There were 193 households in Brazos Country, of which 25.9% had children under the age of 18 living in them. Of all households, 82.4% were married-couple households, 5.7% were households with a male householder and no spouse or partner present, and 8.8% were households with a female householder and no spouse or partner present. About 8.8% of all households were made up of individuals and 6.7% had someone living alone who was 65 years of age or older.

There were 206 housing units, of which 6.3% were vacant. Among occupied housing units, 97.9% were owner-occupied and 2.1% were renter-occupied.
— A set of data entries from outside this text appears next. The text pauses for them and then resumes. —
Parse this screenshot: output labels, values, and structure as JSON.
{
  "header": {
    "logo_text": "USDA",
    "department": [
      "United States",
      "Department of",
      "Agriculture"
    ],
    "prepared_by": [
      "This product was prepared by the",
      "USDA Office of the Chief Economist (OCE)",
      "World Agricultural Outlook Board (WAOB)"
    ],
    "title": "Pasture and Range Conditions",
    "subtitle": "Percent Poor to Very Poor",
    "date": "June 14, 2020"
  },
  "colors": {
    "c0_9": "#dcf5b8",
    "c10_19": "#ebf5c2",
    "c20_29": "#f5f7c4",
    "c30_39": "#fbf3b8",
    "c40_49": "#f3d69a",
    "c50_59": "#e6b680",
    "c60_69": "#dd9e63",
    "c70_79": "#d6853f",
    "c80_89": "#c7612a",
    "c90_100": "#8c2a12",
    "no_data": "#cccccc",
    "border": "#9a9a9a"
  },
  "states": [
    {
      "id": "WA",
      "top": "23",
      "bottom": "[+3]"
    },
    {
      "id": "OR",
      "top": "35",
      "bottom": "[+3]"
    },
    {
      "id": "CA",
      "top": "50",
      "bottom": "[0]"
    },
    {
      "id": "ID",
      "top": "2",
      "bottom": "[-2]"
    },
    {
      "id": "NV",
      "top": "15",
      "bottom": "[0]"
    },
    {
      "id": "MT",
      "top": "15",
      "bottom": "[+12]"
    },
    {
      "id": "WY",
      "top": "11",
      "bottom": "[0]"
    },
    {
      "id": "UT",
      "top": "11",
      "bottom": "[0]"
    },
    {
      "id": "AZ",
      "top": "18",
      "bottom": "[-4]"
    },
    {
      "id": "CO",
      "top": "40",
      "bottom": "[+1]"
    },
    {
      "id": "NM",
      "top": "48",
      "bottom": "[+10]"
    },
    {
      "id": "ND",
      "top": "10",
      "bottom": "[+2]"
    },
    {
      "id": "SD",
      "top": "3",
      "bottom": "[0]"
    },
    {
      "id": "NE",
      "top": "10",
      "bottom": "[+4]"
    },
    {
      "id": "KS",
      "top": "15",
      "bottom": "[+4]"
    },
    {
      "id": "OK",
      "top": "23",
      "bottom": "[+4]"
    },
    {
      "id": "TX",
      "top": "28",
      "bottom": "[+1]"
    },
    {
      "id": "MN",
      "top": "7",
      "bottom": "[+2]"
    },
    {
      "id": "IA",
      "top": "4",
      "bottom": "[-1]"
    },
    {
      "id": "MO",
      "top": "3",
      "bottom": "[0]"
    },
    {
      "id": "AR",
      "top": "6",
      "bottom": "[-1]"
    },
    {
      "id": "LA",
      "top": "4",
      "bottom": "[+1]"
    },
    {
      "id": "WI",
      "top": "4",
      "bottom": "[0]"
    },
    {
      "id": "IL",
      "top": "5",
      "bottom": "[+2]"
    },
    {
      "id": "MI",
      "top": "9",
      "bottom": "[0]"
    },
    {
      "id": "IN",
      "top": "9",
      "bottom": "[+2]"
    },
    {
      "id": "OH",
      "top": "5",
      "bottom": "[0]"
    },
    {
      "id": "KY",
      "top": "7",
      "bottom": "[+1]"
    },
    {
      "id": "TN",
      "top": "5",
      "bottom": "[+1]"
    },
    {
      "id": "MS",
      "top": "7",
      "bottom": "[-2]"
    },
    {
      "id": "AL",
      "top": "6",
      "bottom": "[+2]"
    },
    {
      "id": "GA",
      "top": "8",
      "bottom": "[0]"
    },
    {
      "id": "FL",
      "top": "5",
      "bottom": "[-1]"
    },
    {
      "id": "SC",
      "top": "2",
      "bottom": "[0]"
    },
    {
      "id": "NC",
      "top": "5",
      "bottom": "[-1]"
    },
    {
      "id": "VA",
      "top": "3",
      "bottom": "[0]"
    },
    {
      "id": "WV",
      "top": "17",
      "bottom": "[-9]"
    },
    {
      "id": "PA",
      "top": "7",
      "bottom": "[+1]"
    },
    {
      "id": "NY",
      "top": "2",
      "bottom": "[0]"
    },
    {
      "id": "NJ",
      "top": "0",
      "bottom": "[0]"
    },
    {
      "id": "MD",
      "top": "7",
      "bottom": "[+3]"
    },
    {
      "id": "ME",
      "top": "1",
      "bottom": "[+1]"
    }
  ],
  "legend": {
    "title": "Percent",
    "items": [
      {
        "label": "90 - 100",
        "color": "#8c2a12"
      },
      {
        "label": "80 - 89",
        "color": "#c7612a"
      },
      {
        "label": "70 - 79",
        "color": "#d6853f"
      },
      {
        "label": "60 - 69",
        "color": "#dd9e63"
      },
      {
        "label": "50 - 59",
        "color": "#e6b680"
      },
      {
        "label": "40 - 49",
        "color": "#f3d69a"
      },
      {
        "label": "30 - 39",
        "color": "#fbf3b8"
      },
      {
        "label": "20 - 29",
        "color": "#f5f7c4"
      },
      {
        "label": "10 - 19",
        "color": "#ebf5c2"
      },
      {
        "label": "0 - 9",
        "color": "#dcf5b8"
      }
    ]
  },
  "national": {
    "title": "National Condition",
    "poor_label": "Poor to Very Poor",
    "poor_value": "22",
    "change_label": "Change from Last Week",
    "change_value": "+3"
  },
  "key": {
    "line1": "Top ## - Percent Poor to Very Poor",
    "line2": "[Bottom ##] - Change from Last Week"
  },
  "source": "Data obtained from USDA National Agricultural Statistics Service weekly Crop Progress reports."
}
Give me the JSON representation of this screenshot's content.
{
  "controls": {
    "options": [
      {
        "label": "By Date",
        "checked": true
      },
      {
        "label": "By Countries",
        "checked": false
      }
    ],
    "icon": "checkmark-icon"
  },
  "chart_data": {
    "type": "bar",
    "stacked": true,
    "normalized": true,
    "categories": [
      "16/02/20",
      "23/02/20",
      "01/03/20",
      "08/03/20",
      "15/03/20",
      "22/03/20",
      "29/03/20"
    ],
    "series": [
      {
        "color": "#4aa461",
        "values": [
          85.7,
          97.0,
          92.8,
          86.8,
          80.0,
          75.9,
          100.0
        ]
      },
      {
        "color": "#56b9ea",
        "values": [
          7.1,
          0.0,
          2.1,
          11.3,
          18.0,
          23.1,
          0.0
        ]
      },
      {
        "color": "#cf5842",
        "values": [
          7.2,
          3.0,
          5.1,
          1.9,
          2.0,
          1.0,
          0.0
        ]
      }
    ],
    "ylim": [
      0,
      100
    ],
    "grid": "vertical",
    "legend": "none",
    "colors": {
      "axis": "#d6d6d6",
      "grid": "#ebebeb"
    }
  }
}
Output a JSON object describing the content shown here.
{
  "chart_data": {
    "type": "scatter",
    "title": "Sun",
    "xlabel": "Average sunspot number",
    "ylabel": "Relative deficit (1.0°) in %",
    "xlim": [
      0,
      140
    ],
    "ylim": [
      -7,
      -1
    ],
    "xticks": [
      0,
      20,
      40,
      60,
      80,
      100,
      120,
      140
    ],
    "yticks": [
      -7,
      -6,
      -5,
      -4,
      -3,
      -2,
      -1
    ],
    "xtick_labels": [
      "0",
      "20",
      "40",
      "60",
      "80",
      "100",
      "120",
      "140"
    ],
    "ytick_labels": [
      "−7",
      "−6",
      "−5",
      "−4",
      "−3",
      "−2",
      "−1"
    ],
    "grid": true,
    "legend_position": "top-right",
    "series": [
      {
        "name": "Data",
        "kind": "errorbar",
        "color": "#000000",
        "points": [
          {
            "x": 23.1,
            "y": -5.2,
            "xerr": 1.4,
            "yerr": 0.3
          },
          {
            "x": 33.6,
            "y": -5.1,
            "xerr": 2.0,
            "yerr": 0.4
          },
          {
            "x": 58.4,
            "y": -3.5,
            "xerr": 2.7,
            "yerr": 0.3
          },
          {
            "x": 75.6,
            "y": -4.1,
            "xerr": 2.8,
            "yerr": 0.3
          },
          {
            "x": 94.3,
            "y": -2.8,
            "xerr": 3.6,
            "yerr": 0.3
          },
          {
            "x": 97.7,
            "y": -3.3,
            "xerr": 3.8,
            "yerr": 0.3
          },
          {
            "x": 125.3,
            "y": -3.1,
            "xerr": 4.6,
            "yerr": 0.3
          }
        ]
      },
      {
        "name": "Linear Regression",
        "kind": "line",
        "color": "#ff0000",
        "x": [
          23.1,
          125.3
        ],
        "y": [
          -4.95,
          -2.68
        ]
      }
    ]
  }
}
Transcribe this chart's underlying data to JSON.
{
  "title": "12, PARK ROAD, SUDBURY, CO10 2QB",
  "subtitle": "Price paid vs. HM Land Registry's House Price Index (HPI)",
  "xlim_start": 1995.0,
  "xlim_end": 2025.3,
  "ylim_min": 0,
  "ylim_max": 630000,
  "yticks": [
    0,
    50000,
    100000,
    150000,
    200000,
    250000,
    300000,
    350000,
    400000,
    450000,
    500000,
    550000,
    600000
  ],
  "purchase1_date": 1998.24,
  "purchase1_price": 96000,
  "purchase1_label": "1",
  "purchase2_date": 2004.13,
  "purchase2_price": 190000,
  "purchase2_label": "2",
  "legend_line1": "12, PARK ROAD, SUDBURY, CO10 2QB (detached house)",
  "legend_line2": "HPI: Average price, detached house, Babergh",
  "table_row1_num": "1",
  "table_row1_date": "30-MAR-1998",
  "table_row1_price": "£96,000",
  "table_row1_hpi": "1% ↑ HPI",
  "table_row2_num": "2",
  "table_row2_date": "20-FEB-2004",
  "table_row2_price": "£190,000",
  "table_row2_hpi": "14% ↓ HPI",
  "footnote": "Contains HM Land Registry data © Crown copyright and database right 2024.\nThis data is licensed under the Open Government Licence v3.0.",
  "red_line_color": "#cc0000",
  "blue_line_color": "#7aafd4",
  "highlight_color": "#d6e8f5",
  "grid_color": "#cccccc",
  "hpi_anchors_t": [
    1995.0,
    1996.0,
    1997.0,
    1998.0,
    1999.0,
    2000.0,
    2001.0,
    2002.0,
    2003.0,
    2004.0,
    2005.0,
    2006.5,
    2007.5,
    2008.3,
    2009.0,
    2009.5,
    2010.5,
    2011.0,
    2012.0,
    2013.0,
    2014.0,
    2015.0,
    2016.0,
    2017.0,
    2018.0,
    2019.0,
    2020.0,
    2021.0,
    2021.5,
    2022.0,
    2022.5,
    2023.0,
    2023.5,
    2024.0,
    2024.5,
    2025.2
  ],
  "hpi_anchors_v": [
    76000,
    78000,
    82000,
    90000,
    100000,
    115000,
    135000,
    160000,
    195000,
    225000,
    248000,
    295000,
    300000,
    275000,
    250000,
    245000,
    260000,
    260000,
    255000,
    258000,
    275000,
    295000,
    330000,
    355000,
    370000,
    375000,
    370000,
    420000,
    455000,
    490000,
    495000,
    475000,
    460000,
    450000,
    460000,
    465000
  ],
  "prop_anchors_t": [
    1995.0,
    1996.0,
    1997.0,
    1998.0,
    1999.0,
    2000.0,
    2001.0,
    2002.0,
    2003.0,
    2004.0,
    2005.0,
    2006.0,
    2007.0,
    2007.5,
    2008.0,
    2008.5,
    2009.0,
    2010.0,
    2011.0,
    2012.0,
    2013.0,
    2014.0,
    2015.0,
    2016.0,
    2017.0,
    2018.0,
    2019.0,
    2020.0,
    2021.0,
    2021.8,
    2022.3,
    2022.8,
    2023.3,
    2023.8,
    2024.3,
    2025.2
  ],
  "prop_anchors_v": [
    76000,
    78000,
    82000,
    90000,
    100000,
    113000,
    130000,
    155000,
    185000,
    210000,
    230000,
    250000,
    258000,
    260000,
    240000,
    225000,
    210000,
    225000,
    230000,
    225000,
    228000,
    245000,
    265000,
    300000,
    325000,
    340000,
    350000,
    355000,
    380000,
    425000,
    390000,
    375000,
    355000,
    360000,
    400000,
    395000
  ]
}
The homeowner vacancy rate was 3.6% and the rental vacancy rate was 50.0%.

Racial composition as of the 2020 census
| Race | Percent |
|---|---|
| White | 91.2% |
| Black or African American | 1.4% |
| American Indian and Alaska Native | 0.2% |
| Asian | 0% |
| Native Hawaiian and Other Pacific Islander | 0% |
| Some other race | 1.6% |
| Two or more races | 5.6% |
| Hispanic or Latino (of any race) | 7.4% |

===2010 census===

As of the 2010 census, the population was 469.

==Government==
City government is by mayor and city council.

Brazos Country encompasses the River Ridge Golf Club which occupies the west bank of the Brazos River.

==Education==
It is within the Sealy Independent School District.

==History==
Development of the area began in the late 1970s, and the city was incorporated in May 2000.